Money received an email recently from the father of a 16-year-old working part-time who found more than half the son's modest superannuation payments were going to pay for the costs of life insurance, which covers death and total and permanent disability.
The father pointed out that no doubt there was fine print about insurance in the documentation when his son joined the fund, but to have more than half of the contributions in insurance premiums is "outrageous". He writes that superannuation is an important part of everyone's financial planning but funds are going to devalue their product if they treat members this way.
Employers do not have to pay the superannuation guarantee to those employees earning less than $450, before tax, a calendar month, or to those aged 70 or over. Most 16-year-olds with part-time or casual work are not receiving superannuation. That is because employers only have to pay super to employees under 18 who work more than 30 hours a week and are paid more than $450, before tax, a month.

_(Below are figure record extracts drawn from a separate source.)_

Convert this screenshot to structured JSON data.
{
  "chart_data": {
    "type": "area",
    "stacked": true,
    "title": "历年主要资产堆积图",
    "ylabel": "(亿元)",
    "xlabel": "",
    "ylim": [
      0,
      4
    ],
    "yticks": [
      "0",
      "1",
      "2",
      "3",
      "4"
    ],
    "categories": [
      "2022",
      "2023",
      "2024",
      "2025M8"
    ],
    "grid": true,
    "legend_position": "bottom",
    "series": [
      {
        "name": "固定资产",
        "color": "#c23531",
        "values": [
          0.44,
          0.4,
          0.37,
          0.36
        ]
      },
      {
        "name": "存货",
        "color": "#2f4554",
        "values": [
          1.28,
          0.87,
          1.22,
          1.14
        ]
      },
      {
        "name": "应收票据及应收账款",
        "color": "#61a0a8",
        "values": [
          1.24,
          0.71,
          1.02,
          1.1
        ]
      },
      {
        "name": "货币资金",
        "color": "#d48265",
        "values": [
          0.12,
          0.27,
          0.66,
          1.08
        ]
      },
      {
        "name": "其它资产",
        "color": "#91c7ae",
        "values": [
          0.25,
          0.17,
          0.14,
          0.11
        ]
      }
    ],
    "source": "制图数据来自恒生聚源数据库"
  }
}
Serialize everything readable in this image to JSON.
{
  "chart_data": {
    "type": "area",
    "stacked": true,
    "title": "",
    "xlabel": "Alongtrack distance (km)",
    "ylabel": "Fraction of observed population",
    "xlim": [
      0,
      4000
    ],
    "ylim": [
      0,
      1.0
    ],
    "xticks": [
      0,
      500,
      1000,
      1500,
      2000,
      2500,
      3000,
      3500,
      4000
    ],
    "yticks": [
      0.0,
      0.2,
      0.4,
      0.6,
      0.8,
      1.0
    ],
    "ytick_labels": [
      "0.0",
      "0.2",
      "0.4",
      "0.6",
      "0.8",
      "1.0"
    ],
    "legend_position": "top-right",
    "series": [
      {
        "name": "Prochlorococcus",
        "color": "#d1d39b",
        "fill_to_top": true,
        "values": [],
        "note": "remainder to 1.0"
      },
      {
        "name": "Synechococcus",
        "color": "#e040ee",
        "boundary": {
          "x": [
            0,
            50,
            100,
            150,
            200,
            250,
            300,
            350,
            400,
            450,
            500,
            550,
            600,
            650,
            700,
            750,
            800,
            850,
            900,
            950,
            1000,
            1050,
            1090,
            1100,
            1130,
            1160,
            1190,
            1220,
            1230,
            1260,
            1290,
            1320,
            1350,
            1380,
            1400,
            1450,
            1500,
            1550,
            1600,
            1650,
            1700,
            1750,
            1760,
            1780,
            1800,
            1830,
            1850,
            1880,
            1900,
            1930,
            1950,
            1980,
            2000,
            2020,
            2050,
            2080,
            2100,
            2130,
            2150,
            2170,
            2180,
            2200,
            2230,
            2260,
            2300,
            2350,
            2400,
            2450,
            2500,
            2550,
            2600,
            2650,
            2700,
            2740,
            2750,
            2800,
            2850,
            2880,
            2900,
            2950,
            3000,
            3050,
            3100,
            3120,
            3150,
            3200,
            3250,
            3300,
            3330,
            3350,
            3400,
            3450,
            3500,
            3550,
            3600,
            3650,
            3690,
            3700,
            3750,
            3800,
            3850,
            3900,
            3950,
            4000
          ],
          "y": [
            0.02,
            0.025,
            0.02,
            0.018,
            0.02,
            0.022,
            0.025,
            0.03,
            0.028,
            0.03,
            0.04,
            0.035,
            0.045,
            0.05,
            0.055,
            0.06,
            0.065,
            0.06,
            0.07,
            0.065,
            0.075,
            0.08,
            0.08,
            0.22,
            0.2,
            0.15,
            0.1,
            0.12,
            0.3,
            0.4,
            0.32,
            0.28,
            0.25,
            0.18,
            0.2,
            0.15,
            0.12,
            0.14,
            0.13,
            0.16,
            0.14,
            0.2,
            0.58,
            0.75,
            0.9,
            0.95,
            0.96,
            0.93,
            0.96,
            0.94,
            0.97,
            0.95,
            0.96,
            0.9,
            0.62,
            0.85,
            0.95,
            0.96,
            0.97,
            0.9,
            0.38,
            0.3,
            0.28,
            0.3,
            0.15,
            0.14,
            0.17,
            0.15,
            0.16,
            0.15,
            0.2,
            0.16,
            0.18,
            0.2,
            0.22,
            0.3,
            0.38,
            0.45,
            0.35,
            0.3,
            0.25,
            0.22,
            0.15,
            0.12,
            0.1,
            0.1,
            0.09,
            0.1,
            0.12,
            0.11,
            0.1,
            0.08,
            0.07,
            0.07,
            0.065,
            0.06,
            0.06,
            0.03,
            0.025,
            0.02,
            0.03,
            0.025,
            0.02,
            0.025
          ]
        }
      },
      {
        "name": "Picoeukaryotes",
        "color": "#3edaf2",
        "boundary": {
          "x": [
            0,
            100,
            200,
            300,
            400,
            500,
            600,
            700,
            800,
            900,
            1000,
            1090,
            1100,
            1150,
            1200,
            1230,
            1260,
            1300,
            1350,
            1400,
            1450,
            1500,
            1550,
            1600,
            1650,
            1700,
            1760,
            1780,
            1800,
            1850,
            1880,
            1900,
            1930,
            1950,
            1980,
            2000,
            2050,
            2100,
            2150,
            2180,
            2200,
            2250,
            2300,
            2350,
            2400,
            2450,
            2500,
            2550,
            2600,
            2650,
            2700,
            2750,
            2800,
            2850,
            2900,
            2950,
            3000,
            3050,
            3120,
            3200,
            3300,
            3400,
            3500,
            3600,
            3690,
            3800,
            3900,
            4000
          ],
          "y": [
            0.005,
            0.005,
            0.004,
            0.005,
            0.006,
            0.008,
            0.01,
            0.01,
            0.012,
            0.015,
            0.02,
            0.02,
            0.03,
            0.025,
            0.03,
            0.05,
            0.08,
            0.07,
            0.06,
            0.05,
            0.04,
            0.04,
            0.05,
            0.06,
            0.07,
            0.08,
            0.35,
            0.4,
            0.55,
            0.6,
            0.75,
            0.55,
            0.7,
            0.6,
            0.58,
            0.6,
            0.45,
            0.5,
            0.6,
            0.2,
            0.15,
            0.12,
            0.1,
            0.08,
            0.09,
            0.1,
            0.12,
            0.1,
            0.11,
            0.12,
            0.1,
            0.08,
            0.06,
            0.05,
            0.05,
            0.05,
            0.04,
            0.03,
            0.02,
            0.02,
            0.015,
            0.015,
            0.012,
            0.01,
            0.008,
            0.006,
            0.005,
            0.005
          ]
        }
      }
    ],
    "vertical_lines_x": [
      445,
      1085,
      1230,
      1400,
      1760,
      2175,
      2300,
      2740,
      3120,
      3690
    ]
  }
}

However, some workplaces are covered by an award or agreement where all employees receive the guarantee and some employers choose to pay the superannuation to all employees anyway. Life insurance cover through large funds is usually very cheap because they buy a lot of insurance cover. A large fund would charge about $1 to $1.50 a week for $50,000 to $100,000 for death and disability cover to someone under 25. For those who need it, it is usually better to buy life insurance through a different super fund.
Buying the insurance as an individual is usually more expensive and a medical examination may be required. With large super funds there is usually automatic acceptance. But teenagers are not likely to have need of life insurance unless they have dependents or financial responsibilities.
For them, all the super guarantee should be going to building their account balance. It is understandable how, with a new job in a busy cafe, for example, the details of the superannuation fund and the disclosures covering the life insurance are overlooked. In most cases the member can opt out of the insurance at any time by contacting the fund.
Anyone who has had a series of shorter-term jobs could be paying for several lots of insurance. Consolidating super accounts into one also reduces administration fees, because each super fund will have a fixed administration or member fee.